Aloula (Αλλούλα) is a location on Penteliko Mountain, Attica, Greece. Its interest and importance stem from the fact that much of the marble used to build the Parthenon and other famous monuments of antiquity were from the so-called "Pendeliko" marble, i.e. from this mountain. Unlike the south side of the mountain, however, the north side remains in use as a quarry even today. Aloula, however, was decommissioned in 1940 with the start of the Second World War.

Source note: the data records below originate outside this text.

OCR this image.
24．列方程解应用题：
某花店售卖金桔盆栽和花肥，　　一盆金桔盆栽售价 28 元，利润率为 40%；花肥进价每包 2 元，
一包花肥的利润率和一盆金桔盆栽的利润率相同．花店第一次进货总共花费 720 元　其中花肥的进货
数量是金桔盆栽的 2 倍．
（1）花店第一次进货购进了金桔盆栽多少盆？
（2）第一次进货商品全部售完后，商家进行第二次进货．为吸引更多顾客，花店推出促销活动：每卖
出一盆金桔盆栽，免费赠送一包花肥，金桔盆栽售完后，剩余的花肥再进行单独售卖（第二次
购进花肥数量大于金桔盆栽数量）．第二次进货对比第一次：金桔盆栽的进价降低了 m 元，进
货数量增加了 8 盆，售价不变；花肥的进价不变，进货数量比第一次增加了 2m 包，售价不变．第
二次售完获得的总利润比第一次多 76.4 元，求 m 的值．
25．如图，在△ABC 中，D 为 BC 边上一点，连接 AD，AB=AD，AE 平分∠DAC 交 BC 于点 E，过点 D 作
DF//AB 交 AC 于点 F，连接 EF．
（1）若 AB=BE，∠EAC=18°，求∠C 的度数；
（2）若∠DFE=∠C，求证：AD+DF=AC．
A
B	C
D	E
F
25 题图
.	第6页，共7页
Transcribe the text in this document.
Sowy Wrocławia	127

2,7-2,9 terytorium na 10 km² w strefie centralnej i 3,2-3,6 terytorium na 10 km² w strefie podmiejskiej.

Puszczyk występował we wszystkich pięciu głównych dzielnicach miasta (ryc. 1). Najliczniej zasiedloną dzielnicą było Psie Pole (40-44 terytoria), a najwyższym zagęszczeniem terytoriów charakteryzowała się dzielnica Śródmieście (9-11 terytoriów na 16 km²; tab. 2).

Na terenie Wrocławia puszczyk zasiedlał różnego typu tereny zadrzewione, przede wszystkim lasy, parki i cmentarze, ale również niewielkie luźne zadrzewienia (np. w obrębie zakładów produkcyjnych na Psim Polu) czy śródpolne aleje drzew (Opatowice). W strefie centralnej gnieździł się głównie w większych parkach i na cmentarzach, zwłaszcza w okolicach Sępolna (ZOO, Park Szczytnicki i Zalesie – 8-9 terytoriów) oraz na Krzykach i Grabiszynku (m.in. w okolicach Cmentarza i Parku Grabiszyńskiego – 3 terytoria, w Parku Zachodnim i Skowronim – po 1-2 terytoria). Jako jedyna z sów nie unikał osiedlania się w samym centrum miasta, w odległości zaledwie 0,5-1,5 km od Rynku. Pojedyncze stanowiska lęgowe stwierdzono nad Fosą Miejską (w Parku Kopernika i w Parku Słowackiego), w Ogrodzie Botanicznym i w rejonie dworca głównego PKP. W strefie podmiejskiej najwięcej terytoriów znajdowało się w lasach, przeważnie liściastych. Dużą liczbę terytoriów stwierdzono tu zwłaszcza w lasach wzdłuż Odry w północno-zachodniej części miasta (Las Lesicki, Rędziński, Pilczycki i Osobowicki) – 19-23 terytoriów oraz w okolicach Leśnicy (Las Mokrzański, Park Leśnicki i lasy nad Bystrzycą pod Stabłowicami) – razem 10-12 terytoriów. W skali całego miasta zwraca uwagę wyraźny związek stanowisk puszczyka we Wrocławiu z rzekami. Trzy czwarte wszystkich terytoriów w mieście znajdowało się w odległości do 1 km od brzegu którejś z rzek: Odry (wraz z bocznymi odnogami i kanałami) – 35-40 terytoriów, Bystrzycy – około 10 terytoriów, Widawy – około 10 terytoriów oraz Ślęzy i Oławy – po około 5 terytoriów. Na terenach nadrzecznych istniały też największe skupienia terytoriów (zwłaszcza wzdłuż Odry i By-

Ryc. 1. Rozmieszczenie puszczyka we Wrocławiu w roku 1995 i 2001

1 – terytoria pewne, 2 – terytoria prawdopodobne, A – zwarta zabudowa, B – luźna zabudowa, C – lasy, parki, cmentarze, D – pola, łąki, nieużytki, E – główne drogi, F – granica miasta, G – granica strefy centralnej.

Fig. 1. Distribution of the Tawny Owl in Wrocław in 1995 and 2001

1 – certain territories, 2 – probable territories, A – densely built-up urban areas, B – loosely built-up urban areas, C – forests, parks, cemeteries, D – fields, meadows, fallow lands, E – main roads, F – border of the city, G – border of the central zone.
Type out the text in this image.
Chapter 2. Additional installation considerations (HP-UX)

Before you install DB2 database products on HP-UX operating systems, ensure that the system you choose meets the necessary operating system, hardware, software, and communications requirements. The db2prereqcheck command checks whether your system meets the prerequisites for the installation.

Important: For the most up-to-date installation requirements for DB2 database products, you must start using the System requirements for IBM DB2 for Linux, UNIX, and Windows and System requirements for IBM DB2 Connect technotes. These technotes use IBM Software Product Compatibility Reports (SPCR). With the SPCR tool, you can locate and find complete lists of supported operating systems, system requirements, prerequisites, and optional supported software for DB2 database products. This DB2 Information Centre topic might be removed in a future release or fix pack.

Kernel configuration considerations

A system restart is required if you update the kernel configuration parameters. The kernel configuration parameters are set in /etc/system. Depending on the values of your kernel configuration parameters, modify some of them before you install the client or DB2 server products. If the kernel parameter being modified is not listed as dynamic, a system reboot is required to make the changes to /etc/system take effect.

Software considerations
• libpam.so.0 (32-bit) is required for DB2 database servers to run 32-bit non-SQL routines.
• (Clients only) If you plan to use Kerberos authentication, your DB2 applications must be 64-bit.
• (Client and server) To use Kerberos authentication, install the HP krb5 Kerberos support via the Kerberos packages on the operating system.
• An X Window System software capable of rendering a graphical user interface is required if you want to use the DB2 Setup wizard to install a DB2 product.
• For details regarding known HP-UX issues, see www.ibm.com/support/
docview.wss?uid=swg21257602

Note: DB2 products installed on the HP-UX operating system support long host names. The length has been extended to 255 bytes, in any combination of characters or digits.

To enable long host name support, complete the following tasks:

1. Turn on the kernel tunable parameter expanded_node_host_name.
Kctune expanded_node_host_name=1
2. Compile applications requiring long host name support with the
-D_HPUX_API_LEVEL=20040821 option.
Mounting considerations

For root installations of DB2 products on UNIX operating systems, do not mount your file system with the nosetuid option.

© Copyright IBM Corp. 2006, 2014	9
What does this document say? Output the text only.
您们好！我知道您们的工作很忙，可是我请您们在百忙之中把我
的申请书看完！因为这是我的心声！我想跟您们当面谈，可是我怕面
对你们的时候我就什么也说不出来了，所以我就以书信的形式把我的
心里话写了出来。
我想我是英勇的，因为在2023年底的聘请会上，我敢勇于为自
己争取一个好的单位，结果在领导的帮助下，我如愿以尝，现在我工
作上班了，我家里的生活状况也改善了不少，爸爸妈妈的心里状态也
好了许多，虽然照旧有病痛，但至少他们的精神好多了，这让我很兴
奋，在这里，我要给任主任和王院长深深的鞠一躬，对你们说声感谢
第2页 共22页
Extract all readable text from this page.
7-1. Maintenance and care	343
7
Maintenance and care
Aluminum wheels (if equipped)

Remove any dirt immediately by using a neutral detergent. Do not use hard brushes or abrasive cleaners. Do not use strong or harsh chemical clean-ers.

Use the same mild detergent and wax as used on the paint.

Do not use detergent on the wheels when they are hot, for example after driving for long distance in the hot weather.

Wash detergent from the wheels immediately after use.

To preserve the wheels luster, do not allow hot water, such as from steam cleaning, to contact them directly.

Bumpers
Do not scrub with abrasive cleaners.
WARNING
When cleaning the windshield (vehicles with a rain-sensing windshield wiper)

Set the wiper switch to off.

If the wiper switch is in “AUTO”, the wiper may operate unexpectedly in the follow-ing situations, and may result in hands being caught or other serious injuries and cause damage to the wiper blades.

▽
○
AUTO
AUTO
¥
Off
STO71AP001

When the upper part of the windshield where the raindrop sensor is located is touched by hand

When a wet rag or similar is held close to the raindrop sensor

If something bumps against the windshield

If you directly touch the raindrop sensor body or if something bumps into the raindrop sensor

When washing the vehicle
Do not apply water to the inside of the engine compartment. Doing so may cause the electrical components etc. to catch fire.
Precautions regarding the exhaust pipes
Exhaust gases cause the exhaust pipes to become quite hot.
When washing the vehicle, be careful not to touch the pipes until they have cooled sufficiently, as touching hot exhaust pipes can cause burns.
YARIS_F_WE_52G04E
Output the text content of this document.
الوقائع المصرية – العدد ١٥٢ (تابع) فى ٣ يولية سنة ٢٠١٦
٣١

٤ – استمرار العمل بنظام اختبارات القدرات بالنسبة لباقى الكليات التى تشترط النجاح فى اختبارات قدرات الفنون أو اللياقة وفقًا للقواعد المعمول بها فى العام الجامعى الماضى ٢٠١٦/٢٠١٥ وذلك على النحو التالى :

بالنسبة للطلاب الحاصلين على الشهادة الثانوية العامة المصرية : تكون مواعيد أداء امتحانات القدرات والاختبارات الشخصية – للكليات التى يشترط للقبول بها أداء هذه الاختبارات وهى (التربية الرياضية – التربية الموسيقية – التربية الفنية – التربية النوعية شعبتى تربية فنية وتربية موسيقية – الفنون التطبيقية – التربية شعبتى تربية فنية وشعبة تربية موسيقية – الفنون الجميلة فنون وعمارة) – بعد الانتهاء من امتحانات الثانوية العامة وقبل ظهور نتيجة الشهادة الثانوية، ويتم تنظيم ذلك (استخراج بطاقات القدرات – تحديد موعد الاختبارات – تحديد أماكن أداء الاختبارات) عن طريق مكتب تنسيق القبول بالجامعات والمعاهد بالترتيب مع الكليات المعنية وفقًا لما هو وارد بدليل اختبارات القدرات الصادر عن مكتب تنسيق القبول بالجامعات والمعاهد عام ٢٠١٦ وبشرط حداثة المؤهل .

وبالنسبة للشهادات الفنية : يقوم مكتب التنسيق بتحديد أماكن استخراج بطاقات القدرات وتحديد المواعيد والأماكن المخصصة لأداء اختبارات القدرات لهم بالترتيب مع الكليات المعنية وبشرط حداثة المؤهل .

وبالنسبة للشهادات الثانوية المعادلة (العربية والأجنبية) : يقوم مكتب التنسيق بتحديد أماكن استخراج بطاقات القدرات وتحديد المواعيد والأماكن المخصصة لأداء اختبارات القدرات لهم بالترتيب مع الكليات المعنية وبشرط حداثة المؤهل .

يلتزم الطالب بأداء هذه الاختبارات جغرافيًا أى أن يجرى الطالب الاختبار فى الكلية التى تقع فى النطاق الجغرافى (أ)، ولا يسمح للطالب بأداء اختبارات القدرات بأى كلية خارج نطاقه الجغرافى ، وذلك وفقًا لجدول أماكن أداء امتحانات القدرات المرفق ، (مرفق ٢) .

==Name and early history==
The name "Aloula" belongs to a contractor who worked at the site at the time before it closed. The north side of Mount Pentelicus remained unused for marbleworks until 1898, when "Marmor Ltd" bought the mining rights from Jacob Steiger and set out to solve the problem of transporting the end product. It took them almost two years to finish the infrastructure that allowed moving marble down to the main train station at Dionysos. (Today this location is used as an outdoor theatre.)

==Legal status==

The modern reconstruction of Aloula as a "park of marblework artistry" has been widely accused of an attempt of corporate greenwashing. Despite the fact that the current owners of the area and the mining rights invested heavily in the project, it lies unused and undeveloped any further because it lies in a much argued over region which has suffered numerous forest fires and is considered one of the few major areas of forest in Attica.

==Aloula operations==

Unlike the "famous" south side's large pieces of fine white marble, Aloula only had potential for smaller pieces. It was still the much sought-after fine white stone, but at the beginning of the 20th century the main commercial uses for this were kitchen or bathroom sinks, cemetery crosses and pavements.

==Reconstruction==

In 1994, more than half a century after it was abandoned, the reconstruction project began. A team of marbleworkers from the island of Paros with experience of working on a similar project on the south side of Pendeli were called in. They had to unearth the unused paths, train tracks and other details of everyday working life in Aloula and then decide how to reconstruct and show them. They started by constructing a staircase to connect various functional areas of the quarry, such as the tool construction area, the sheer cliff, living quarters and the transportation area. Despite their experience, much of what we see today is more the product of modern decisions for the museum than any sort of archaeological research. They worked particularly hard at reconstructing the house of Aloula himself and were rewarded by finding a large number of rare old quarrying tools in the shed next to it.